Drivers reached by CBS expressed mixed reactions. “If it’s a few dollars for a quick question, fine — but it feels like we’re doing extra work so their AI can replace us later,” said one New York City driver. The Independent Drivers Guild warned public comment that the program risks turning workers into unpaid or underpaid annotators and raises privacy concerns when location and contextual data are used to train proprietary systems. “This is about who captures the economic value of data generated by drivers,” the union said.

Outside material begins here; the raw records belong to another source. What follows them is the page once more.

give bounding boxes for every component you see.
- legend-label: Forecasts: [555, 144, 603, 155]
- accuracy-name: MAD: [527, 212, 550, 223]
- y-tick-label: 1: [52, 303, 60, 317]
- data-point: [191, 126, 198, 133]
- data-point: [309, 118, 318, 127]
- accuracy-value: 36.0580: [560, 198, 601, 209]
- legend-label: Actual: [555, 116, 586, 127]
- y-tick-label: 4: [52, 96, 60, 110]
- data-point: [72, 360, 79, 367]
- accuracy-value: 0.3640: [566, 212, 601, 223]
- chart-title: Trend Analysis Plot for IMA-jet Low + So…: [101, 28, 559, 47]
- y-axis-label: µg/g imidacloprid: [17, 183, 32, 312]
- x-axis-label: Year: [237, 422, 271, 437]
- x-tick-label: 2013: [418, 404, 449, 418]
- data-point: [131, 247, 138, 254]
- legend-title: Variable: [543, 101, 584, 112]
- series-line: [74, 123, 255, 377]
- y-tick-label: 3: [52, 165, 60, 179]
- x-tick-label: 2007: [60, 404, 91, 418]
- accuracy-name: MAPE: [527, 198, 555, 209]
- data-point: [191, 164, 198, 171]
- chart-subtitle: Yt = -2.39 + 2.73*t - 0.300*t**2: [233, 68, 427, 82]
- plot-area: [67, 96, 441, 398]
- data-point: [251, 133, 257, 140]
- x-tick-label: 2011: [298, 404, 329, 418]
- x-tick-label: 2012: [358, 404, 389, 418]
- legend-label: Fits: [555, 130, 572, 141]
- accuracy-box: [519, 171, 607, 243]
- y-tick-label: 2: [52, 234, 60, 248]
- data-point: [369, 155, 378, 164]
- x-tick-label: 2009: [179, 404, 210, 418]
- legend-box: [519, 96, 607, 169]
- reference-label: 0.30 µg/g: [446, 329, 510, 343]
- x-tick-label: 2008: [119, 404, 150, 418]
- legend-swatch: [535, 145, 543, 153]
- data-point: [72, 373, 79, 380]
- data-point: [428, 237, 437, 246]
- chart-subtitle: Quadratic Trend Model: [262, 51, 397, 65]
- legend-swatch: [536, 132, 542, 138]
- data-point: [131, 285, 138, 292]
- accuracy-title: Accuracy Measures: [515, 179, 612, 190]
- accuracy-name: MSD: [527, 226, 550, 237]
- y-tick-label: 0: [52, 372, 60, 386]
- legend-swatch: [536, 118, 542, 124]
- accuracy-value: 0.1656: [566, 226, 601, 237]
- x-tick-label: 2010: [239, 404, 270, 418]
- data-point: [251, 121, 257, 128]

Labor and privacy advocates say the move underscores unresolved policy issues. For years, courts and legislatures have wrestled with whether gig workers are employees or independent contractors; adding direct AI‑training tasks complicates that calculus. Regulators must also decide whether driver‑generated annotations create new obligations around informed consent and data use. “Companies offload costly labeling to their workforce while retaining the profits from improved algorithms,” said an academic expert on labor policy. “Existing rules weren’t written for this model.”
Economically, the program could change firm incentives. Labeling by active drivers provides low‑cost, context‑rich training data that can accelerate model improvement on edge cases — for example, complex urban pick‑ups or transient roadwork. More accurate models can reduce cancellations, cut empty miles, and lift platform margins. Over time, better AI could enable partial or full automation of matching, pricing and even driving tasks, a prospect that alarms many drivers who rely on platform income.
Investors and rival platforms are watching similar experiments closely. Technology firms from ride‑hailing to delivery have increasingly sought to lower AI training costs by crowdsourcing annotations from users or contracting microtask workers. The long‑term trend pressures regulators to reconsider labor protections, compensation standards for data work, and transparency requirements about how platforms use worker‑supplied information.
For drivers, the immediate trade is clear: small, short‑term earnings now versus the risk of accelerating automation and erosion of bargaining power down the line. For policymakers, the challenge will be updating labor and privacy frameworks to reflect a marketplace where human labor is directly embedded in the production of artificial intelligence — and where the value created by that labor flows mostly to platform owners.